A: I’ve been here in Congress for decades and it wasn’t until the Republicans took control of Congress in 1995, did I ever see the number of earmarks and the amount of money going to earmarks that we now see. I never had people knocking on my door for earmarks before that and if I did, it was very rare. In Washington there is a whole industry created around earmarks. … So I decided I would just do what I thought was the right thing to do in hopes others would follow along. I had no guarantee, and I still don’t see people jumping on the bandwagon, but I think I should do what I think is right.

Q: You’ve conducted oversight on the census and the Commerce Department’s recent decision to scrap handheld devices to use for the census. How concerned are you with the census?

A: So much depends on the census being accurate. We’ve spent maybe as much as $3 billion on this census and we may not even have an accurate one. The secretary of Commerce wouldn’t come to our committee meeting the other day, which disappointed me — we may still have to have him come in. But they spend money on a contract or something that sounds like it should be doable on hand-held computers … they’re going to have to go back to pencil and paper because the contract is not a successful one, costs so much money. So I’m worried about the census.

Q: What can be done when the administration doesn’t work with you? What recourse do you have?

A:  We have a power to issue subpoenas and to enforce them properly. But we’re trying to be reasonable, but we just keep pushing.

Let me just tell you a story … I spoke to a group and I was supposed to be there at 8 but I got there at 8:30 because I thought it was at 8:30 instead of 8. And so they put their speaker on that was supposed to follow me, and it was Andrew Card, who is no longer the chief of staff for the president.

He had a speech that he was delivering that went on at length and I think he delivered the speech many times before. And I asked, “Is he getting paid for this?” They said, “Yes, he is.” And I said, “That’s interesting.” And then when I got up I said that I was impressed that they had Andrew Card speaking there. [I said,] “We’ve been trying to get him to come testify before our committee. And we have the power of subpoena. We haven’t quite gone that far. We haven’t been successful.” And someone in the audience yelled out, “You ought to pay him for his speech.”… So we don’t really have the carrots, we do have the sticks.

Q: Do you get the feeling that if Democrats win the White House, next year could be one of the busiest years up here in history?

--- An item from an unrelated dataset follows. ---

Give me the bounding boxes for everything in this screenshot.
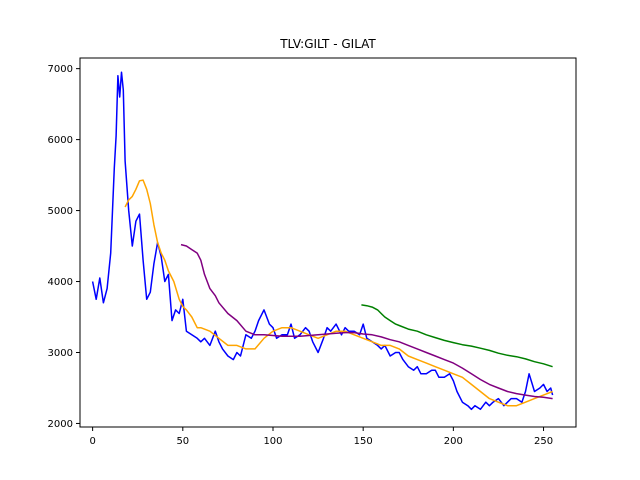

A:  I think it is going to be very busy and I hope very productive and a lot of that depends on if the president will give us leadership on issues of healthcare reform, to get universal coverage, and to start dealing with the most enormous environmental threat that we’ve ever had in global warming and climate change. I think we’ve got to deal with both of those issues.

Q: What about this year?

A:  We may try to set the stage for the legislation. I am pessimistic about the legislation passing this year, becoming law.